Nearly a decade ago (1995), a widely discussed collection of essays edited by Michael Bérubé and Cary Nelson, Higher Education Under Fire, painted a portrait of a legitimation crisis for the academy in the popular imagination. The text took up the topic of the culture wars of the 1980s, during which conservatives portrayed an academic environment in which political correctness silences faculty and students, multiculturalism and Marxism pervade classrooms, and American tradition and heritage are less and less frequently taught, if not outright undermined. On the heels of this assault, the volume pointed out, came less partisan critiques of universities-media reports that faculty were not teaching but seeking personal advancement through frivolous research, classes were overcrowded and taught by graduate students, undergraduates were graduating without basic skills and knowledge, and tuitions were skyrocketing-that further undermined the university’s status in the public mind.
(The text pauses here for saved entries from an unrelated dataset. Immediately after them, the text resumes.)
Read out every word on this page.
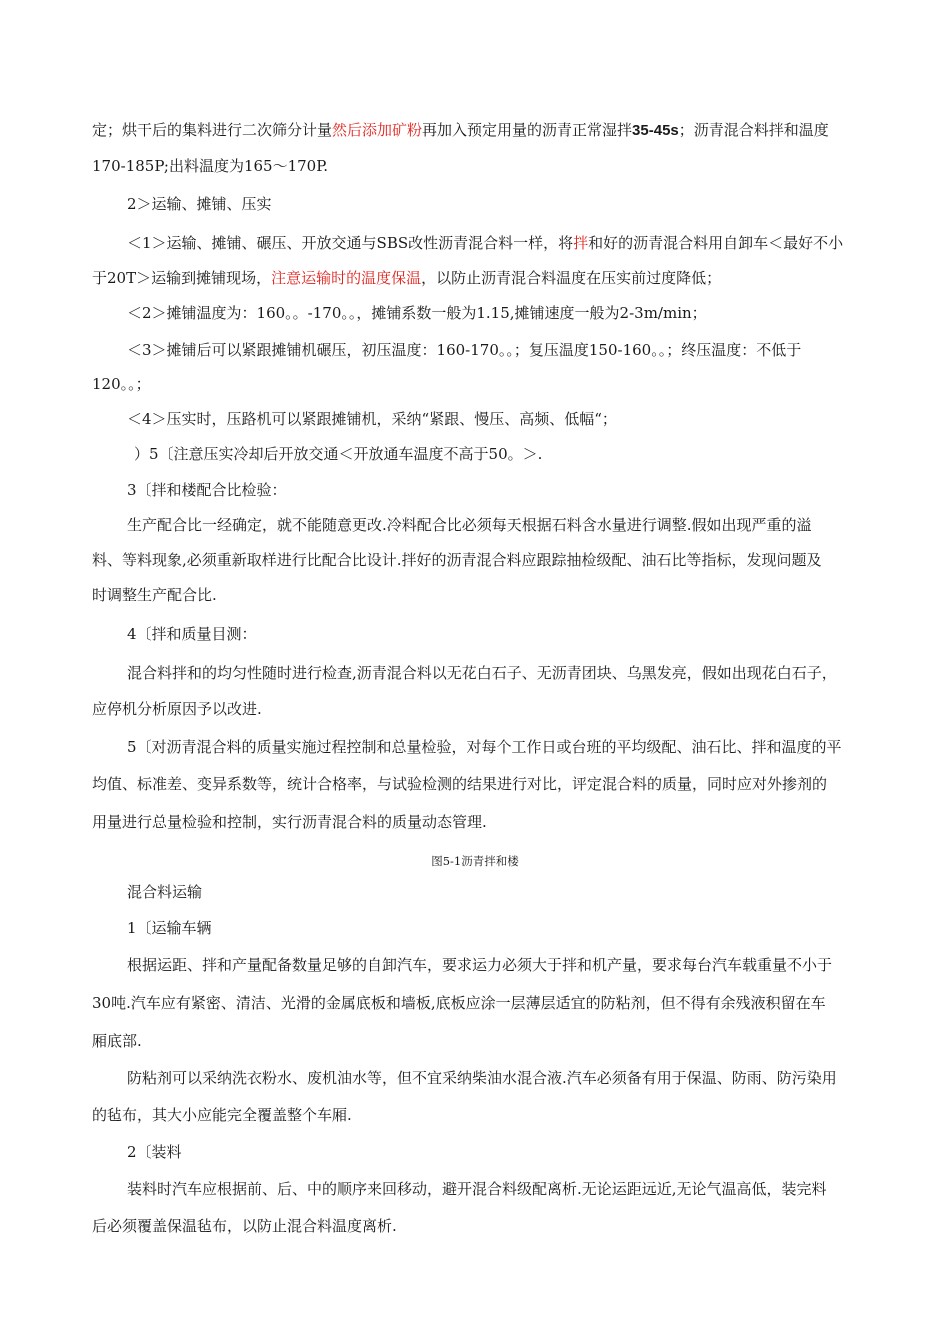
定；烘干后的集料进行二次筛分计量然后添加矿粉再加入预定用量的沥青正常湿拌35-45s；沥青混合料拌和温度
170-185P;出料温度为165〜170P.
2＞运输、摊铺、压实
＜1＞运输、摊铺、碾压、开放交通与SBS改性沥青混合料一样，将拌和好的沥青混合料用自卸车＜最好不小
于20T＞运输到摊铺现场，注意运输时的温度保温，以防止沥青混合料温度在压实前过度降低；
＜2＞摊铺温度为：160。。-170。。，摊铺系数一般为1.15,摊铺速度一般为2-3m/min；
＜3＞摊铺后可以紧跟摊铺机碾压，初压温度：160-170。。；复压温度150-160。。；终压温度：不低于
120。。；
＜4＞压实时，压路机可以紧跟摊铺机，采纳“紧跟、慢压、高频、低幅“；
）5〔注意压实冷却后开放交通＜开放通车温度不高于50。＞.
3〔拌和楼配合比检验：
生产配合比一经确定，就不能随意更改.冷料配合比必须每天根据石料含水量进行调整.假如出现严重的溢
料、等料现象,必须重新取样进行比配合比设计.拌好的沥青混合料应跟踪抽检级配、油石比等指标，发现问题及
时调整生产配合比.
4〔拌和质量目测：
混合料拌和的均匀性随时进行检查,沥青混合料以无花白石子、无沥青团块、乌黑发亮，假如出现花白石子，
应停机分析原因予以改进.
5〔对沥青混合料的质量实施过程控制和总量检验，对每个工作日或台班的平均级配、油石比、拌和温度的平
均值、标准差、变异系数等，统计合格率，与试验检测的结果进行对比，评定混合料的质量，同时应对外掺剂的
用量进行总量检验和控制，实行沥青混合料的质量动态管理.
图5-1沥青拌和楼
混合料运输
1〔运输车辆
根据运距、拌和产量配备数量足够的自卸汽车，要求运力必须大于拌和机产量，要求每台汽车载重量不小于
30吨.汽车应有紧密、清洁、光滑的金属底板和墙板,底板应涂一层薄层适宜的防粘剂，但不得有余残液积留在车
厢底部.
防粘剂可以采纳洗衣粉水、废机油水等，但不宜采纳柴油水混合液.汽车必须备有用于保温、防雨、防污染用
的毡布，其大小应能完全覆盖整个车厢.
2〔装料
装料时汽车应根据前、后、中的顺序来回移动，避开混合料级配离析.无论运距远近,无论气温高低，装完料
后必须覆盖保温毡布，以防止混合料温度离析.
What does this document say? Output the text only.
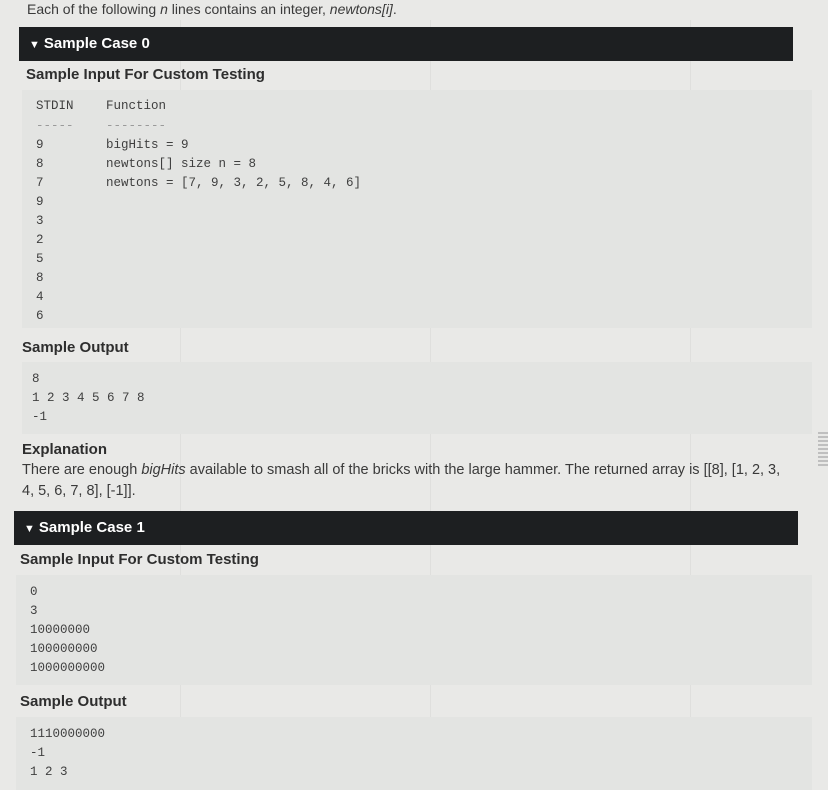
Each of the following n lines contains an integer, newtons[i].
▼ Sample Case 0
Sample Input For Custom Testing
STDIN	Function
-----	--------
9
8
7
9
3
2
5
8
4
6
bigHits = 9
newtons[] size n = 8
newtons = [7, 9, 3, 2, 5, 8, 4, 6]
Sample Output
8
1 2 3 4 5 6 7 8
-1
Explanation
There are enough bigHits available to smash all of the bricks with the large hammer. The returned array is [[8], [1, 2, 3, 4, 5, 6, 7, 8], [-1]].
▼ Sample Case 1
Sample Input For Custom Testing
0
3
10000000
100000000
1000000000
Sample Output
1110000000
-1
1 2 3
Nelson and Bérubé (1995) described collective public perceptions of the academy as a “landscape so drastically flattened out by media depictions of the humanities, which render intellectual upheaval as nothing more than a succession of passing fads.” (p. 17) Their text sought to diagnose the problem of the academy’s popular delegitimation in order to suggest ways for progressive faculty to use the media to talk back and counter such critiques. Though theirs was a necessary intervention, the volume’s analyses recognized but did not fully account for the shift to consumerism in the United States that increasingly frames the academy in the popular imagination and in practice (see Bok, 2003; Giroux, 2002; Kirp, 2003).